Wow, September was a busy month. As you probably know, our NoFlo Development Environment Kickstarter succeeded with 115% funding. Thanks everybody!
Since then we’ve been busy hacking on the user interface and other parts of NoFlo to deliver the flow-based programming experience the community deserves. This post gives an overview on some of that.
Managing your graphs
Here is how the NoFlo Development Environment looks like today, in this case editing the graph that runs a battery level instrument connected to an AR.Drone:
All the basics of graph editing are there. You can drag and drop to make connections between ports of the different nodes, and rearrange them. When dragging we emphasise the ports that are compatible with whatever you’re connecting. Ports that are not available or are of a wrong type fade out:
When you click a node you can see what component is running it, as well as edit possible Initial Information Packets to be sent to it when the graph is started:
Clicking a connection gives you a card showing the data passing through that connection in real time:
Adding new nodes can be done by dragging a component out from the library:
As is usual with modern software, there is no save button anywhere. Instead, we constantly store the changes to your browser’s LocalStorage ensuring that you never lose content. Eventually we’ll give you tools to commit the changes up to version control too.
While the NoFlo Development Environment should work very nicely with tablets and other touchscreen devices, it is likely that many developers will still be using devices with a physical keyboard. For this, we’re adding a bunch of keyboard shortcuts for faster graph editing.
The UI also features a search box where you can query things inside your graphs and the available components:
In addition to textual queries, the search widget allows written commands, a feature that was inspired by Mozilla Ubiquity:
On compatible browsers you can even edit your graph by talking, though at times the results may be more funny than useful:
Talking to different FBP runtimes
NoFlo works on both Node.js and web browsers. Since a big part of the development environment is being able to inspect and modify live NoFlo graphs, we needed a way for the UI to talk to both environments. To make this easier, we defined a network protocol for FBP runtimes.
This protocol allows transmitting graph and component information across the network, as well as controlling the execution of FBP graphs and seeing what happens with them. With client-side graphs we isolate the runtime to an iframe, and with server-side we talk over WebSockets.

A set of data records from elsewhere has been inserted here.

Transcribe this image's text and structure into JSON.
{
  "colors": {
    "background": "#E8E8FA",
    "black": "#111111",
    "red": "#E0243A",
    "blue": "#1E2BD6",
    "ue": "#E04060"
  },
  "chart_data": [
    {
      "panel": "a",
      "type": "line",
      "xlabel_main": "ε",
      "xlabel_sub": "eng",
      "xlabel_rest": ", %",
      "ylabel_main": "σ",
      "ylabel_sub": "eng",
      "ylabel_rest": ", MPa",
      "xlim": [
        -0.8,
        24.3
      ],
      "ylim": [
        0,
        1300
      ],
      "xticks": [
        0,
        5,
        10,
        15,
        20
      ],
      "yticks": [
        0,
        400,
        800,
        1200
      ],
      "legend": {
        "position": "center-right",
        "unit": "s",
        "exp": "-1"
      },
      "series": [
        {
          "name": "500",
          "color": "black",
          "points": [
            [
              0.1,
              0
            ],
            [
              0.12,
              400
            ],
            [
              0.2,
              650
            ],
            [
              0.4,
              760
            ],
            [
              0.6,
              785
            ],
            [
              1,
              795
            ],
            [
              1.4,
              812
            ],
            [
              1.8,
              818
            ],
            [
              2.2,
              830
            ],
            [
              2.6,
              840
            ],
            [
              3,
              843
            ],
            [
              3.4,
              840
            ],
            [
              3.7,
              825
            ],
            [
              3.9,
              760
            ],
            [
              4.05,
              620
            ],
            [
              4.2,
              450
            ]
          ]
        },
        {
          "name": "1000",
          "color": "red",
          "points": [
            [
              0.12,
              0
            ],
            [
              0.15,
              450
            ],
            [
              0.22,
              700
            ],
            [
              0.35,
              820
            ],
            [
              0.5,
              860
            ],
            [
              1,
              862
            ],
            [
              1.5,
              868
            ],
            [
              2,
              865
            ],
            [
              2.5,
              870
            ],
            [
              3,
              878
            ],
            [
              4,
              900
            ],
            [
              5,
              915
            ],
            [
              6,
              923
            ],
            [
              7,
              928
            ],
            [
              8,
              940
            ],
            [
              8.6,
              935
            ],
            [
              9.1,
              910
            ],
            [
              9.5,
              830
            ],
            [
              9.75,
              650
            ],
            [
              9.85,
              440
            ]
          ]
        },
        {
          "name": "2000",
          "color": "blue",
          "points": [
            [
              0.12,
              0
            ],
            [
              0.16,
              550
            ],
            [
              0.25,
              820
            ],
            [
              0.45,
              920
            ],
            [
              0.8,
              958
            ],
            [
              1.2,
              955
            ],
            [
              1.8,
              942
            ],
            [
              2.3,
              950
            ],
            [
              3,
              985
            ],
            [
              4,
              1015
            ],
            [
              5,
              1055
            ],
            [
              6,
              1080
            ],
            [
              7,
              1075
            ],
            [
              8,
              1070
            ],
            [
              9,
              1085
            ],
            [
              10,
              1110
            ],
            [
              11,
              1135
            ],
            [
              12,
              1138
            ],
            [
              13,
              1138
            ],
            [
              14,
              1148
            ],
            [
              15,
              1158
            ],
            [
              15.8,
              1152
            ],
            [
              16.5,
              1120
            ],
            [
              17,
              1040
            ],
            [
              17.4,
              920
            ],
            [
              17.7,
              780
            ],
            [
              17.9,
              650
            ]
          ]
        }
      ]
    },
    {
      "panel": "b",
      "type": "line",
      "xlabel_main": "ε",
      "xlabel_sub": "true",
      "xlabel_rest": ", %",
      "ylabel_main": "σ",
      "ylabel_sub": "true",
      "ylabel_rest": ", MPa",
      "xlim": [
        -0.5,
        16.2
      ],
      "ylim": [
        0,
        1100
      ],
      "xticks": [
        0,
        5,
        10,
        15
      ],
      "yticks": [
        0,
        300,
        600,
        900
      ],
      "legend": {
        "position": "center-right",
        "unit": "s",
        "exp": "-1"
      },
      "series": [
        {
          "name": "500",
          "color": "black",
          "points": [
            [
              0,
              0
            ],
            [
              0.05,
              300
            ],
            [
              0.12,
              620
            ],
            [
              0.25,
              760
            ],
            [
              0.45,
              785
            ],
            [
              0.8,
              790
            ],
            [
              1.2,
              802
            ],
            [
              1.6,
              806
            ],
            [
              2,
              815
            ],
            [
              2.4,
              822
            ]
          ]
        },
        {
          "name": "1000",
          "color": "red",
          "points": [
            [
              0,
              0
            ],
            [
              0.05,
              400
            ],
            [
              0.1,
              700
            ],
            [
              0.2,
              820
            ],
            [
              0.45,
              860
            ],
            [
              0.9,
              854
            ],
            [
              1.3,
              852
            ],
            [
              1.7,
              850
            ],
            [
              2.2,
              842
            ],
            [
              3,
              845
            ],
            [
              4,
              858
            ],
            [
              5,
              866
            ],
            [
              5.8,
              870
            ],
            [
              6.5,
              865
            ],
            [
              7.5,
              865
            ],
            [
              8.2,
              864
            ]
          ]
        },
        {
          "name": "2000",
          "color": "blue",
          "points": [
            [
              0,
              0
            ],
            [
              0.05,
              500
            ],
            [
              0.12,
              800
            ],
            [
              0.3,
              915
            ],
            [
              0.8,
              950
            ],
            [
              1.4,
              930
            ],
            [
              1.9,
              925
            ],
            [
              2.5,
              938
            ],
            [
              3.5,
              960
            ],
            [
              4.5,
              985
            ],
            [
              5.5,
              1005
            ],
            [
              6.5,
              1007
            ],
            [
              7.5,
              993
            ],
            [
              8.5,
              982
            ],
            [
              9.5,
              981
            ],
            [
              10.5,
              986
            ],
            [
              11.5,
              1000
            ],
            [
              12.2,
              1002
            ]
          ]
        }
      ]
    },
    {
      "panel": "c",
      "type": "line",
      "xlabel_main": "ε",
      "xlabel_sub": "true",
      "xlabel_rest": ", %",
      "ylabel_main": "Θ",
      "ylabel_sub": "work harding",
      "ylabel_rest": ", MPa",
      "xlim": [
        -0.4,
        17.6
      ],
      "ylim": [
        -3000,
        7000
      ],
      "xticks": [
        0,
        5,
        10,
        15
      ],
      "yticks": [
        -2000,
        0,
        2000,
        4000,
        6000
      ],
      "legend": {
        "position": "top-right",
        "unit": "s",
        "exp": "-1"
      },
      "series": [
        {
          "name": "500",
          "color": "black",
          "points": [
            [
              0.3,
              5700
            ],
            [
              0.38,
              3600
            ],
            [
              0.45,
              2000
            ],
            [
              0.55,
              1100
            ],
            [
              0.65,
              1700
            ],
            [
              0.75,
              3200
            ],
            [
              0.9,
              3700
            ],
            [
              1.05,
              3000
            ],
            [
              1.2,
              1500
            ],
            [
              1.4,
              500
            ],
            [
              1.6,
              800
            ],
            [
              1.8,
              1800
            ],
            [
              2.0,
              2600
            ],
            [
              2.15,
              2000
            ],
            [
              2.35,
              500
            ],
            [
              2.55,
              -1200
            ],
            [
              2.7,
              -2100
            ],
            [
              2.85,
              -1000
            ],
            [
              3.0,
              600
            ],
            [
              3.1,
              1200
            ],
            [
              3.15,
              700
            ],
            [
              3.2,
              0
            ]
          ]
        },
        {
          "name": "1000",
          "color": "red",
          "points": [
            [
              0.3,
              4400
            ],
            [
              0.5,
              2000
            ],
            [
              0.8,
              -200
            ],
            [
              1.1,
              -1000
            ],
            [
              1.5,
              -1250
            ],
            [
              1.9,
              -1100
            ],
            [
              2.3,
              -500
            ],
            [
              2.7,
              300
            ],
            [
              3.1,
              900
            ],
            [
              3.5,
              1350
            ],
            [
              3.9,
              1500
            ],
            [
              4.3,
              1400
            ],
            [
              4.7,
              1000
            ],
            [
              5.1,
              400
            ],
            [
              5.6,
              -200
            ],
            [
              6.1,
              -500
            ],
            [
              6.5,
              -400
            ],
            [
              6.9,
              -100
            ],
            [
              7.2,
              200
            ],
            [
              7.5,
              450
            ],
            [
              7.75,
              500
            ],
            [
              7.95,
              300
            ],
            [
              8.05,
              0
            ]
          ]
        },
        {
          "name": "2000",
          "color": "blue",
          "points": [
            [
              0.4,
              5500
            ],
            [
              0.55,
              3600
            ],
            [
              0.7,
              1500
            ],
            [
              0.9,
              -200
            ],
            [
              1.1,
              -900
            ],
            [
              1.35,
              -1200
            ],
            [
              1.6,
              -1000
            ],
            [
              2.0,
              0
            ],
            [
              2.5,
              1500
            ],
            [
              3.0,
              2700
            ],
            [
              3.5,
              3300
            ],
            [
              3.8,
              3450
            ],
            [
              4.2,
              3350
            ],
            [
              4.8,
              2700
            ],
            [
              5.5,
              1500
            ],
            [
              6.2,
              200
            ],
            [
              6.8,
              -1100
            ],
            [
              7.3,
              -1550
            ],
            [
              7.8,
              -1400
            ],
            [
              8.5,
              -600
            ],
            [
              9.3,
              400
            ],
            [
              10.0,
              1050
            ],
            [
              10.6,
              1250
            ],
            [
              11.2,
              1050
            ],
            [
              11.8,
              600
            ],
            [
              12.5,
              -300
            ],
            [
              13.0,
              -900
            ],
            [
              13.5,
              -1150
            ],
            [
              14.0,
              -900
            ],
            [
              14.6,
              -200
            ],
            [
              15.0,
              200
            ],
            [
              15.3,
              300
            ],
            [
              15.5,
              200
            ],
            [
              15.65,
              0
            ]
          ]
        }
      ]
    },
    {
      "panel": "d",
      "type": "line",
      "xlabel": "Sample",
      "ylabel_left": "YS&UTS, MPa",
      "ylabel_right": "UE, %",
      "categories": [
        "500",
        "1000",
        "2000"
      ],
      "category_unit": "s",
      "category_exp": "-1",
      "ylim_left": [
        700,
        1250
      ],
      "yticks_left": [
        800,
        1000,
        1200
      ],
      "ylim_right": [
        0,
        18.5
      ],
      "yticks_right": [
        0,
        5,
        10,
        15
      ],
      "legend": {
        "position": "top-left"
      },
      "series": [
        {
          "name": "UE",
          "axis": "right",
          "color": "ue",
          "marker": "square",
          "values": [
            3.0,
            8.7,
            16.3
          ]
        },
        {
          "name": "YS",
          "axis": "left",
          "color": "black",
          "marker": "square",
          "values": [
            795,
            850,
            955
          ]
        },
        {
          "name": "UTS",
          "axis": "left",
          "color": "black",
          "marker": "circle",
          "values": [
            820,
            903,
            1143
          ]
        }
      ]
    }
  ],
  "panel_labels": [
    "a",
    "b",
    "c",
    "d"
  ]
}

The runtime protocol allows us to start and stop network execution. For client-side graphs you even get a nice preview:
Here is a simple server-side graph that just reads a file and outputs its contents. You can see how we even get the output of
console.log back to the UI:
Error handling is also provided. You get notifications on any errors that happen with your graphs, as well as things like lost connection to a server-side NoFlo runtime:
An interesting side effect of having a network protocol is that it doesn’t really matter to the UI whether it talks to NoFlo or to any other FBP system, as long as they are able to talk the same protocol. Various flow-based programming environments for other languages have expressed interest in our development environment, and by providing the protocol they can do this easily.
The first FBP environment to get there was Jon Nordby’s MicroFlo, a flow-based programming system for microcontrollers like Arduino. Imagine controlling hardware in a flow-based manner! Jon already programmed his fridge this way.
NoFlo is open source, and so is the development environment we’re building. If you want to stay up to date on our progress, these are the GitHub repositories to follow:
- noflo/noflo-ui - the client-side development environment
- meemoo/dataflow - our graph editing widget
- noflo/noflo-ui-server - Node.js server for serving the UI and running server-side NoFlo processes
Trying it out
This is a snapshot of the UI that we update every now and then. For the cutting edge version, just install from git and build locally. However, we’re actively changing things all the time at this point, so the UI might be incomplete or some things might not work at times.
What happens next?
Right now our main areas of focus are:
- Better touch interaction (ticket)
- Persistent cards for keeping inspectors you need open all the time (ticket)
- Managing whole NoFlo projects instead of single, isolated graphs (ticket)
The last one is quite important, as that will open the way for implementing highly useful features like component editing in the UI, subgraph creation, and integration with version control services.
On technical level, big part right now is move to graphs and Web Components. The NoFlo user interface is based on the graph editing tools we inherited from Forrest’s Meemoo project, but we’re moving more and more of the UI logic itself into graphs managed and run by NoFlo. It is kind of cool to start getting to the stage where we can use the tool to build itself!